Apple announces that is developing a tool to "detect and remove" the Flashback Trojan that is said to have infected more than half a million Mac computers
Apple announces that is developing a tool to “detect and remove” the Flashback Trojan that is said to have infected more than half a million Mac computers.
The giant tech company said it is working with internet service providers (ISPs) to disrupt the command network being used by hackers to exploit the malware.
Trojans are infections that can expose computers to control by hackers.
It is Apple’s first statement on the threat. It issued patches to prevent the malware’s installation last week.
The two security updates were released eight weeks after Java’s developer Oracle issued a fix for other computer systems.
In a message posted on Apple’s website’s support section, the company said it had fixed a “Java security flaw for systems running OS X v10.7 and Mac OS X v10.6”.
It suggested users of Macs running earlier versions of its system software should disable Java in their web browser preferences.
In addition, Apple said it was working with ISPs to shut down networks of servers hosted by the malware authors, which the code – known as Flashback – relies on “to perform many of its critical functions”.
Russian anti-virus firm Dr Web, which has tracked the scale of the botnet, said it believed around 650,000 machines had now been infected.
According to a timeline of events posted on its website, Dr Web said activity surrounding the virus began as far back as February.
Traditionally, Apple has promoted the fact that its Macintosh line is largely free from viruses and other similar threats due to the fact almost all malicious software is designed to exploit computers running on Microsoft Windows.
McAfee Labs’ Dave Marcus told the AFP news agency: “All the stuff the bad guys have learned for doing attacks in the PC world is now starting to transition to the Mac world.”
“Mac has said for a long time that they are not vulnerable to PC malware, which is true: they are vulnerable to Mac malware.”
The security firm F-Secure has posted detailed instructions about how to confirm if a machine is infected and how to manually remove the Trojan.
Dr. Web, a Russian anti-virus firm, has reported that more than half a million Apple computers have been infected with the Flashback Trojan.

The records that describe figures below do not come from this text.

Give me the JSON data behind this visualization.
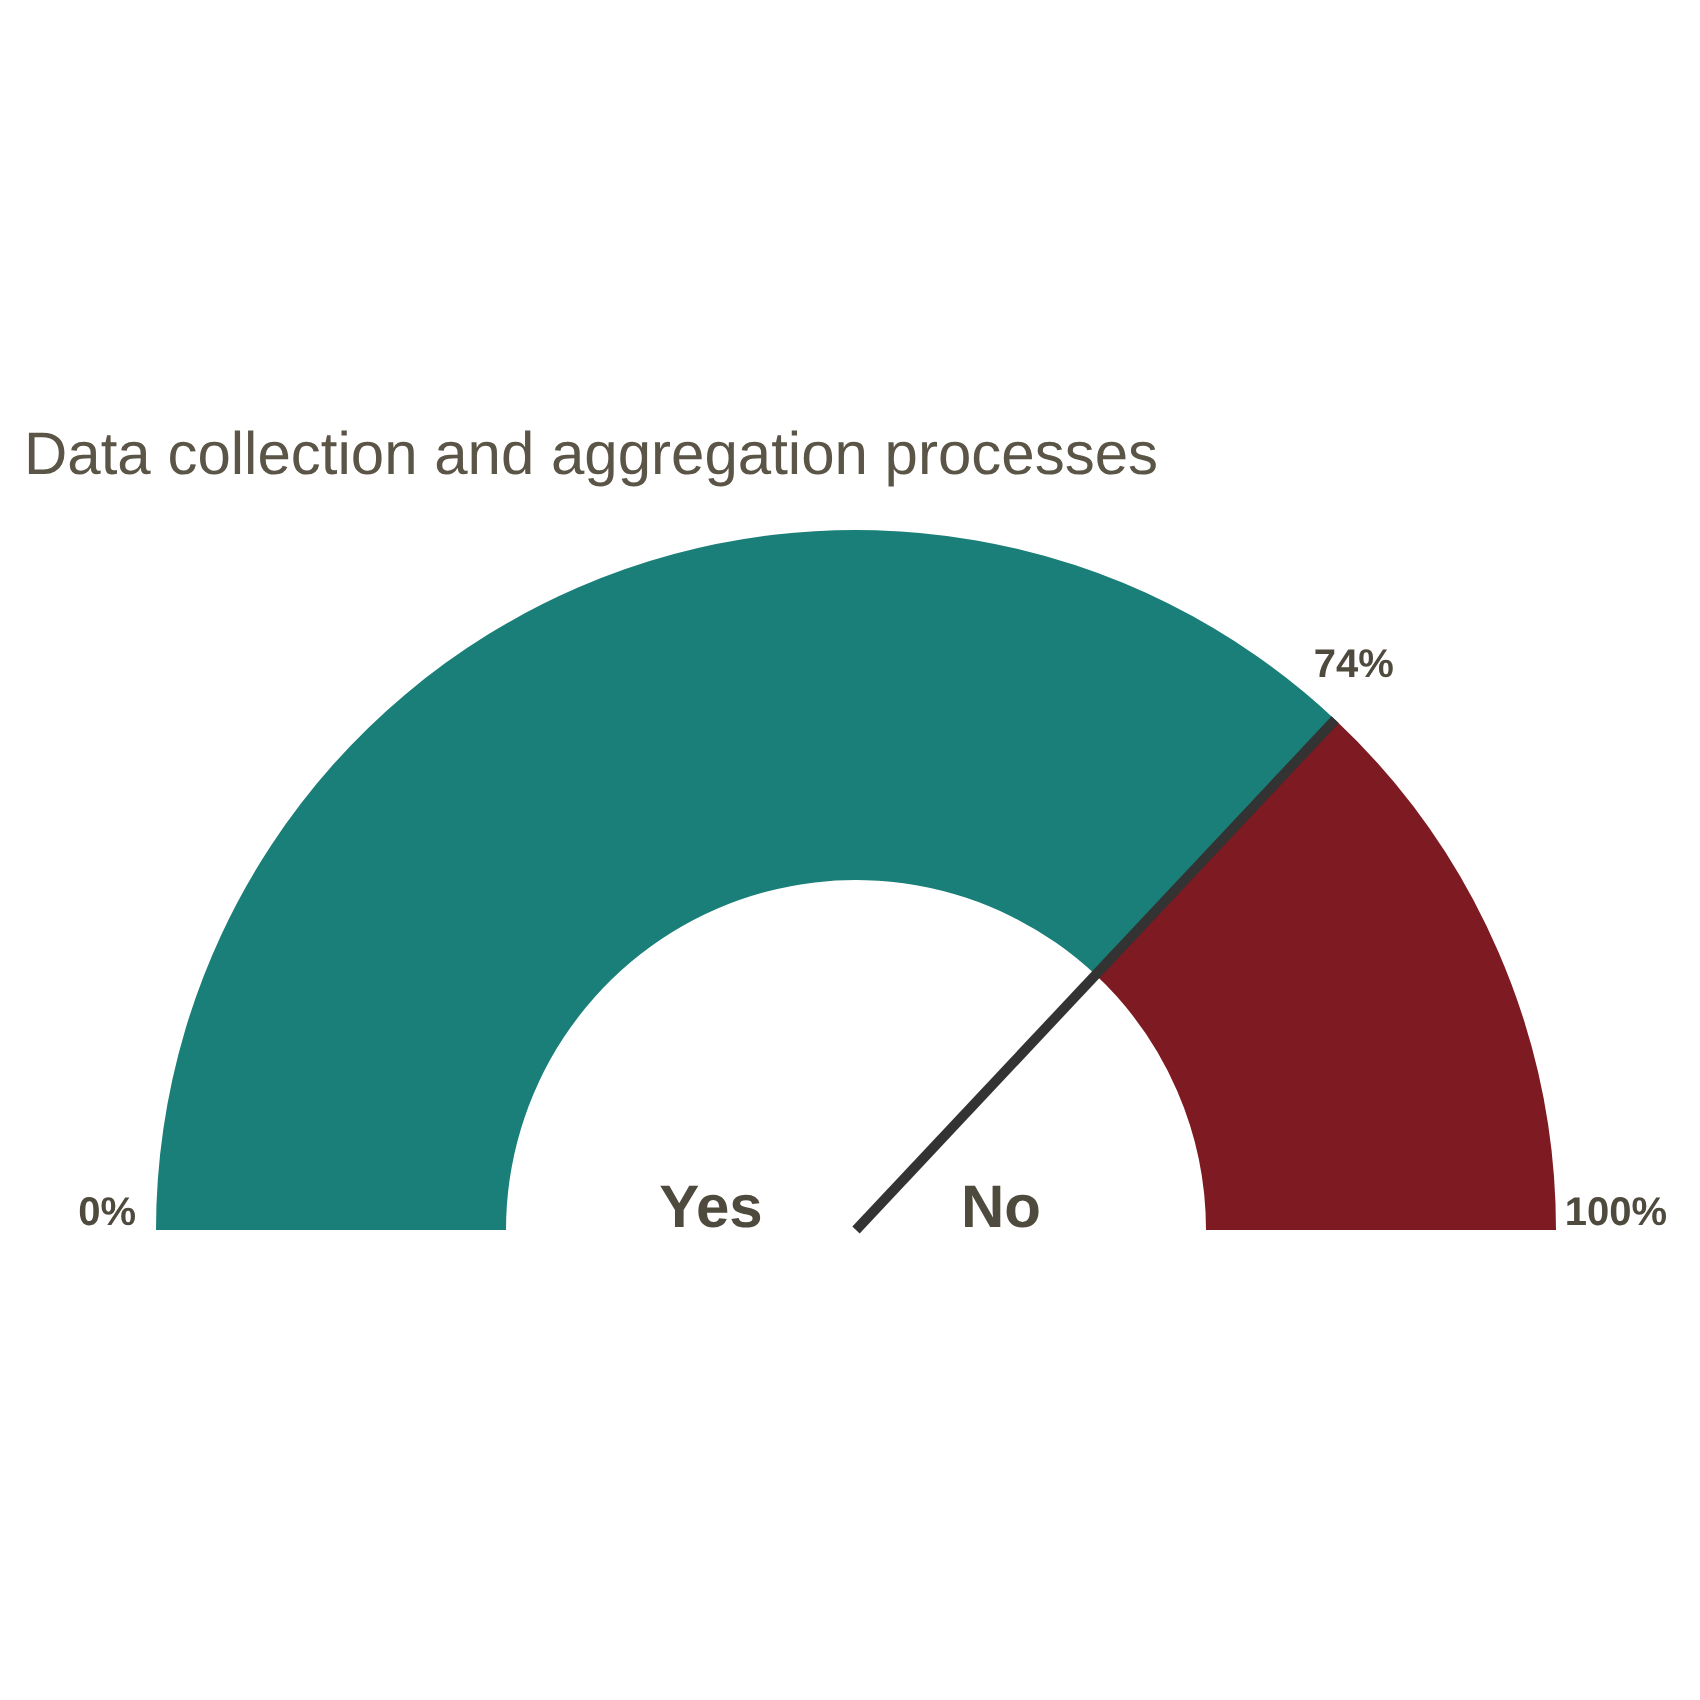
{
  "chart_data": {
    "type": "donut",
    "title": "Data collection and aggregation processes",
    "categories": [
      "Yes",
      "No"
    ],
    "values": [
      74,
      26
    ],
    "colors": [
      "#1a7f78",
      "#7e1a21"
    ],
    "value_labels": [
      "74%",
      null
    ],
    "needle": "Yes",
    "legend": false,
    "annotations": [
      "0%",
      "100%"
    ]
  }
}
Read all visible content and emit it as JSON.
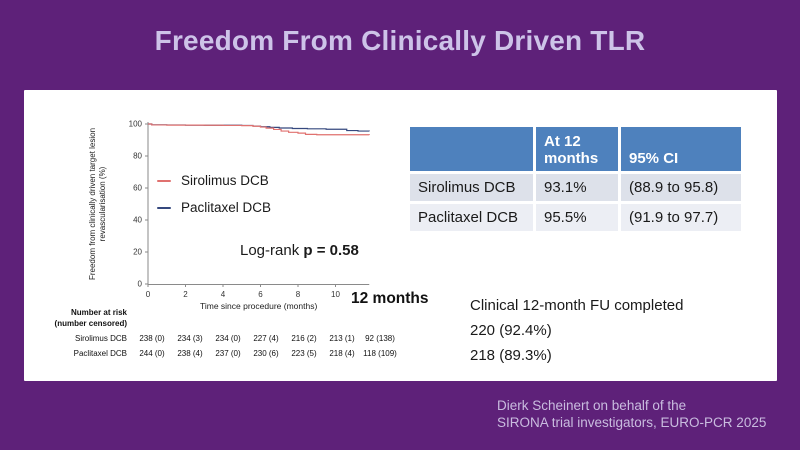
{
  "slide": {
    "title": "Freedom From Clinically Driven TLR",
    "background_color": "#5e2179",
    "title_color": "#cdc3e8"
  },
  "chart_data": {
    "type": "line",
    "subtype": "kaplan-meier-step",
    "xlabel": "Time since procedure (months)",
    "ylabel": "Freedom from clinically driven target lesion revascularisation (%)",
    "ylabel_lines": [
      "Freedom from clinically driven target lesion",
      "revascularisation (%)"
    ],
    "xlim": [
      0,
      11.8
    ],
    "ylim": [
      0,
      100
    ],
    "xticks": [
      0,
      2,
      4,
      6,
      8,
      10
    ],
    "yticks": [
      0,
      20,
      40,
      60,
      80,
      100
    ],
    "grid": false,
    "legend_position": "inside-left",
    "series": [
      {
        "name": "Sirolimus DCB",
        "color": "#e0716f",
        "points": [
          [
            0,
            100
          ],
          [
            0.2,
            99.4
          ],
          [
            1,
            99.3
          ],
          [
            2,
            99.3
          ],
          [
            3,
            99.2
          ],
          [
            4,
            99.1
          ],
          [
            5,
            99.0
          ],
          [
            5.6,
            98.6
          ],
          [
            6.0,
            98.1
          ],
          [
            6.3,
            97.4
          ],
          [
            6.7,
            96.6
          ],
          [
            7.1,
            95.6
          ],
          [
            7.5,
            94.8
          ],
          [
            8.0,
            94.3
          ],
          [
            8.4,
            93.5
          ],
          [
            9.0,
            93.3
          ],
          [
            11.8,
            93.1
          ]
        ]
      },
      {
        "name": "Paclitaxel DCB",
        "color": "#35487e",
        "points": [
          [
            0,
            100
          ],
          [
            0.2,
            99.5
          ],
          [
            1,
            99.4
          ],
          [
            2,
            99.3
          ],
          [
            3,
            99.2
          ],
          [
            4,
            99.2
          ],
          [
            5,
            99.1
          ],
          [
            5.6,
            98.7
          ],
          [
            6.0,
            98.3
          ],
          [
            6.5,
            97.9
          ],
          [
            7.0,
            97.5
          ],
          [
            7.7,
            97.2
          ],
          [
            8.5,
            97.0
          ],
          [
            9.5,
            96.7
          ],
          [
            10.6,
            95.9
          ],
          [
            11.2,
            95.6
          ],
          [
            11.8,
            95.5
          ]
        ]
      }
    ],
    "annotations": [
      "Log-rank p = 0.58",
      "12 months"
    ]
  },
  "legend": {
    "items": [
      {
        "label": "Sirolimus DCB",
        "color": "#e0716f"
      },
      {
        "label": "Paclitaxel DCB",
        "color": "#35487e"
      }
    ]
  },
  "stats": {
    "logrank_prefix": "Log-rank ",
    "logrank_value": "p = 0.58",
    "timepoint_label": "12 months"
  },
  "risk_table": {
    "header_line1": "Number at risk",
    "header_line2": "(number censored)",
    "rows": [
      {
        "label": "Sirolimus DCB",
        "values": [
          "238 (0)",
          "234 (3)",
          "234 (0)",
          "227 (4)",
          "216 (2)",
          "213 (1)",
          "92 (138)"
        ]
      },
      {
        "label": "Paclitaxel DCB",
        "values": [
          "244 (0)",
          "238 (4)",
          "237 (0)",
          "230 (6)",
          "223 (5)",
          "218 (4)",
          "118 (109)"
        ]
      }
    ]
  },
  "summary_table": {
    "header_blank": "",
    "header_col1": "At 12 months",
    "header_col2": "95% CI",
    "rows": [
      {
        "label": "Sirolimus DCB",
        "value": "93.1%",
        "ci": "(88.9 to 95.8)"
      },
      {
        "label": "Paclitaxel DCB",
        "value": "95.5%",
        "ci": "(91.9 to 97.7)"
      }
    ]
  },
  "followup": {
    "title": "Clinical 12-month FU completed",
    "line1": "220 (92.4%)",
    "line2": "218 (89.3%)"
  },
  "attribution": {
    "line1": "Dierk Scheinert on behalf of the",
    "line2": "SIRONA trial investigators, EURO-PCR 2025"
  }
}
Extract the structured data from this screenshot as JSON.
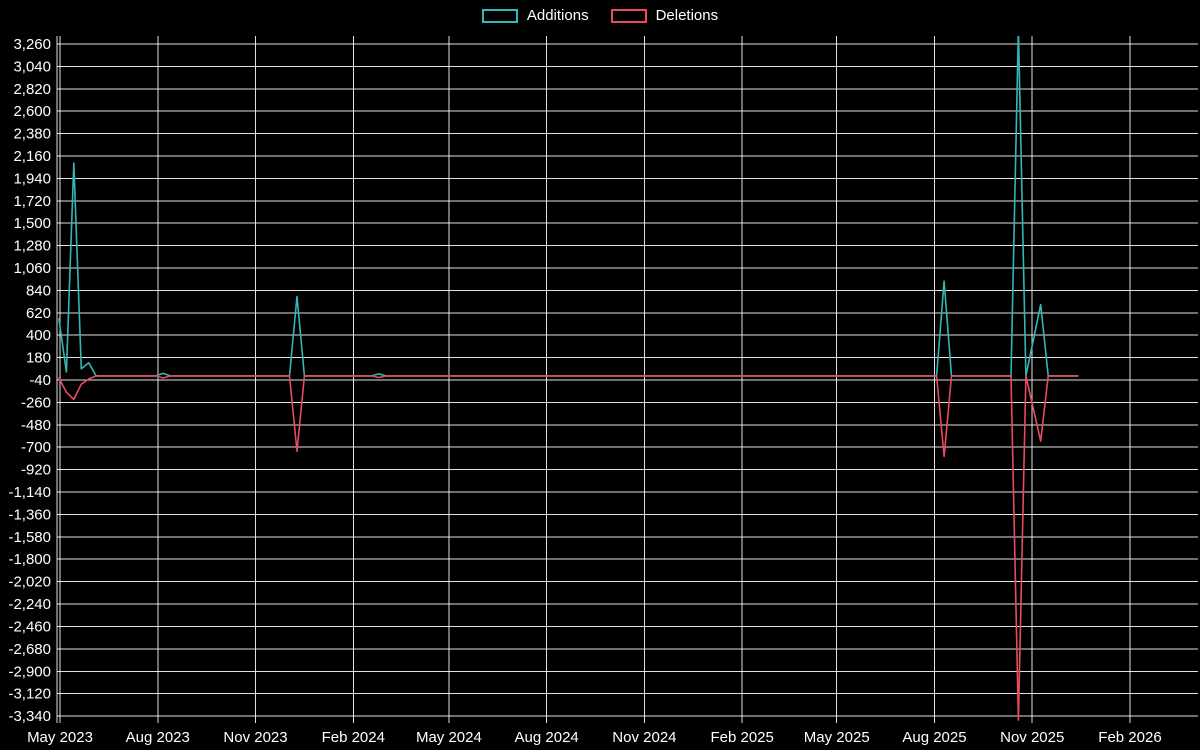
{
  "chart_data": {
    "type": "line",
    "title": "",
    "background": "#000000",
    "grid": {
      "show": true,
      "color": "#ffffff"
    },
    "legend_position": "top-center",
    "series": [
      {
        "name": "Additions",
        "color": "#31b8b6"
      },
      {
        "name": "Deletions",
        "color": "#e94a60"
      }
    ],
    "y_axis": {
      "range": [
        -3408,
        3338
      ],
      "ticks": [
        3260,
        3040,
        2820,
        2600,
        2380,
        2160,
        1940,
        1720,
        1500,
        1280,
        1060,
        840,
        620,
        400,
        180,
        -40,
        -260,
        -480,
        -700,
        -920,
        -1140,
        -1360,
        -1580,
        -1800,
        -2020,
        -2240,
        -2460,
        -2680,
        -2900,
        -3120,
        -3340
      ]
    },
    "x_axis": {
      "ticks": [
        {
          "label": "May 2023",
          "date": "2023-05-01"
        },
        {
          "label": "Aug 2023",
          "date": "2023-08-01"
        },
        {
          "label": "Nov 2023",
          "date": "2023-11-01"
        },
        {
          "label": "Feb 2024",
          "date": "2024-02-01"
        },
        {
          "label": "May 2024",
          "date": "2024-05-01"
        },
        {
          "label": "Aug 2024",
          "date": "2024-08-01"
        },
        {
          "label": "Nov 2024",
          "date": "2024-11-01"
        },
        {
          "label": "Feb 2025",
          "date": "2025-02-01"
        },
        {
          "label": "May 2025",
          "date": "2025-05-01"
        },
        {
          "label": "Aug 2025",
          "date": "2025-08-01"
        },
        {
          "label": "Nov 2025",
          "date": "2025-11-01"
        },
        {
          "label": "Feb 2026",
          "date": "2026-02-01"
        }
      ]
    },
    "points": [
      {
        "date": "2023-04-30",
        "additions": 560,
        "deletions": -20
      },
      {
        "date": "2023-05-07",
        "additions": 40,
        "deletions": -160
      },
      {
        "date": "2023-05-14",
        "additions": 2090,
        "deletions": -230
      },
      {
        "date": "2023-05-21",
        "additions": 70,
        "deletions": -80
      },
      {
        "date": "2023-05-28",
        "additions": 130,
        "deletions": -30
      },
      {
        "date": "2023-06-04",
        "additions": 0,
        "deletions": 0
      },
      {
        "date": "2023-07-30",
        "additions": 0,
        "deletions": 0
      },
      {
        "date": "2023-08-06",
        "additions": 25,
        "deletions": -20
      },
      {
        "date": "2023-08-13",
        "additions": 0,
        "deletions": 0
      },
      {
        "date": "2023-12-03",
        "additions": 0,
        "deletions": 0
      },
      {
        "date": "2023-12-10",
        "additions": 780,
        "deletions": -740
      },
      {
        "date": "2023-12-17",
        "additions": 0,
        "deletions": 0
      },
      {
        "date": "2024-02-18",
        "additions": 0,
        "deletions": 0
      },
      {
        "date": "2024-02-25",
        "additions": 20,
        "deletions": -15
      },
      {
        "date": "2024-03-03",
        "additions": 0,
        "deletions": 0
      },
      {
        "date": "2025-08-03",
        "additions": 0,
        "deletions": 0
      },
      {
        "date": "2025-08-10",
        "additions": 930,
        "deletions": -790
      },
      {
        "date": "2025-08-17",
        "additions": 0,
        "deletions": 0
      },
      {
        "date": "2025-10-12",
        "additions": 0,
        "deletions": 0
      },
      {
        "date": "2025-10-19",
        "additions": 3400,
        "deletions": -3380
      },
      {
        "date": "2025-10-26",
        "additions": 0,
        "deletions": 0
      },
      {
        "date": "2025-11-09",
        "additions": 700,
        "deletions": -640
      },
      {
        "date": "2025-11-16",
        "additions": 0,
        "deletions": 0
      },
      {
        "date": "2025-12-14",
        "additions": 0,
        "deletions": 0
      }
    ]
  }
}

The report claims that about 600,000 Macs have installed the malware – potentially allowing them to be hijacked and used as a “botnet”.
Dr. Web says that more than half that number are based in the US.
Apple has released a security update, but users who have not installed the patch remain exposed.
Flashback Trojan was first detected last September when anti-virus researchers flagged up software masquerading itself as a Flash Player update. Once downloaded it deactivated some of the computer’s security software.
Later versions of the malware exploited weaknesses in the Java programming language to allow the code to be installed from bogus sites without the user’s permission.
Dr. Web has reported that more than half a million Apple computers have been infected with the Flashback Trojan
Dr. Web said that once the Trojan was installed it sent a message to the intruder’s control server with a unique ID to identify the infected machine.
“By introducing the code criminals are potentially able to control the machine,” said the firm’s chief executive Boris Sharov.
“We stress the word potential as we have never seen any malicious activity since we hijacked the botnet to take it out of criminals’ hands. However, we know people create viruses to get money.
“The largest amounts of bots – based on the IP addresses we identified – are in the US, Canada, UK and Australia, so it appears to have targeted English-speaking people.”
Dr. Web also notes that 274 of the infected computers it detected appeared to be located in Cupertino, California – home to Apple’s headquarters.
Java’s developer, Oracle, issued a fix to the vulnerability on 14 February, but this did not work on Macintoshes as Apple manages Java updates to its computers.
Apple released its own “security update” on Wednesday – more than eight weeks later. It can be triggered by clicking on the software update icon in the computer’s system preferences panel.
The security firm F-Secure has also posted detailed instructions about how to confirm if a machine is infected and how to remove the Trojan.
Although Apple’s system software limits the actions its computers can take without requesting their users’ permission, some security analysts suggest this latest incident highlights the fact that the machines are not invulnerable.
“People used to say that Apple computers, unlike Windows PCs, can’t ever be infected – but it’s a myth,” said Timur Tsoriev, an analyst at Kaspersky Lab.